Usefully for Eskom, demand generally ramps up across the next two weeks as mines and factories reopen. Using last year’s data, it is clear that peak load only returns to ‘normal’ summer levels of around 28 000 MW by January 15. This means it won’t suddenly face ‘normal’ demand today (Monday, January 6).
In addition, based on performance in December, non-commercial generation (the units at Kusile Power Station) has been able to add up to 900 MW to capacity, which Eskom desperately needs.
Perhaps most importantly, the utility noted on Saturday that Koeberg Unit 1 will return to service in the coming weekend following planned maintenance. Each Koeberg unit provides 930 MW of baseload power, which makes this return to service significant. It will take about a week for the unit to ramp up to full generation, which will be helped by the ramp-up in demand.
Eskom admitted on Saturday that “the current high level of unplanned breakdowns is of concern”.
It added that teams are working flat-out to ensure that the risk of load shedding is minimised as South Africa returns to work.
The utility continues to forecast using the assumption of 9 500 MW of unplanned outages, which is completely unrealistic. At this level, it provided a forecast in December of “no shortage” of capacity for the first quarter of the year. However, under its so-called “likely risk scenario” of around 13 700 MW of unplanned breakdowns, there are shortages from February.
Worryingly, Eskom decreased the level of planned maintenance in December and January to artificially low levels to keep the lights on. Typically, in the summer months, it should have around 6 000 MW of capacity out of service for planned maintenance. This was the plan until December, when the wheels came off. Instead of doing maintenance on upwards of 6 000 MW of capacity in the week commencing December 16, it is likely that this figure was far closer to 4 000 MW.
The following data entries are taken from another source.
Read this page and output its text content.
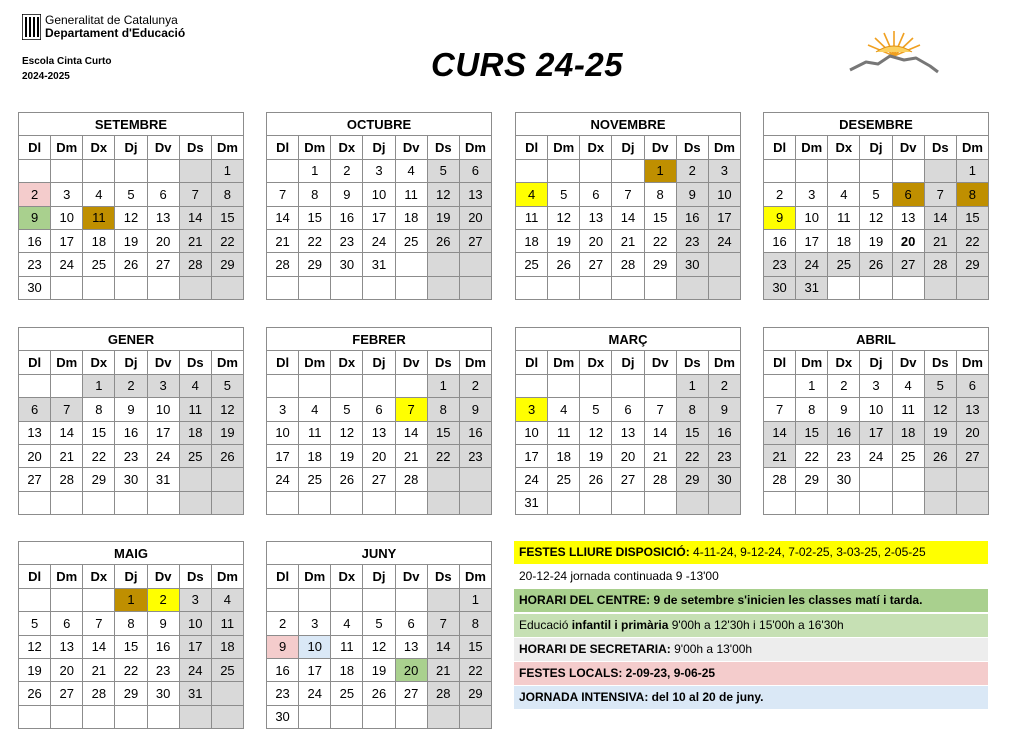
Generalitat de Catalunya
Departament d'Educació
Escola Cinta Curto
2024-2025	CURS 24-25
SETEMBRE						
Dl	Dm	Dx	Dj	Dv	Ds	Dm
						1
2	3	4	5	6	7	8
9	10	11	12	13	14	15
16	17	18	19	20	21	22
23	24	25	26	27	28	29
30						
OCTUBRE						
Dl	Dm	Dx	Dj	Dv	Ds	Dm
	1	2	3	4	5	6
7	8	9	10	11	12	13
14	15	16	17	18	19	20
21	22	23	24	25	26	27
28	29	30	31			

NOVEMBRE						
Dl	Dm	Dx	Dj	Dv	Ds	Dm
				1	2	3
4	5	6	7	8	9	10
11	12	13	14	15	16	17
18	19	20	21	22	23	24
25	26	27	28	29	30	

DESEMBRE						
Dl	Dm	Dx	Dj	Dv	Ds	Dm
						1
2	3	4	5	6	7	8
9	10	11	12	13	14	15
16	17	18	19	20	21	22
23	24	25	26	27	28	29
30	31					
GENER						
Dl	Dm	Dx	Dj	Dv	Ds	Dm
		1	2	3	4	5
6	7	8	9	10	11	12
13	14	15	16	17	18	19
20	21	22	23	24	25	26
27	28	29	30	31		

FEBRER						
Dl	Dm	Dx	Dj	Dv	Ds	Dm
					1	2
3	4	5	6	7	8	9
10	11	12	13	14	15	16
17	18	19	20	21	22	23
24	25	26	27	28		

MARÇ						
Dl	Dm	Dx	Dj	Dv	Ds	Dm
					1	2
3	4	5	6	7	8	9
10	11	12	13	14	15	16
17	18	19	20	21	22	23
24	25	26	27	28	29	30
31						
ABRIL						
Dl	Dm	Dx	Dj	Dv	Ds	Dm
	1	2	3	4	5	6
7	8	9	10	11	12	13
14	15	16	17	18	19	20
21	22	23	24	25	26	27
28	29	30				

MAIG						
Dl	Dm	Dx	Dj	Dv	Ds	Dm
			1	2	3	4
5	6	7	8	9	10	11
12	13	14	15	16	17	18
19	20	21	22	23	24	25
26	27	28	29	30	31	

JUNY						
Dl	Dm	Dx	Dj	Dv	Ds	Dm
						1
2	3	4	5	6	7	8
9	10	11	12	13	14	15
16	17	18	19	20	21	22
23	24	25	26	27	28	29
30						
FESTES LLIURE DISPOSICIÓ: 4-11-24, 9-12-24, 7-02-25, 3-03-25, 2-05-25
20-12-24 jornada continuada 9 -13'00
HORARI DEL CENTRE: 9 de setembre s'inicien les classes matí i tarda.
Educació infantil i primària 9'00h a 12'30h i 15'00h a 16'30h
HORARI DE SECRETARIA: 9'00h a 13'00h
FESTES LOCALS: 2-09-23, 9-06-25
JORNADA INTENSIVA: del 10 al 20 de juny.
It is difficult to know exactly what is going on given that the utility may elect to do planned maintenance during a breakdown. However, the trend is not good.
The original plan was to do maintenance on between 5 000 MW and 6 500 MW of capacity across January. In the most recent update (pre-Christmas), those peak weeks have been revised down to just over 4 000 MW. This is very bad news for winter: the ageing plants simply become more unreliable as the maintenance backlog increases.
It remains to be seen what a more accurate forecast for the first quarter of 2020 looks like. If breakdown levels remain stubbornly high (above 12 000 MW), load shedding will be the norm until Easter.
We will know by midweek when this data is published.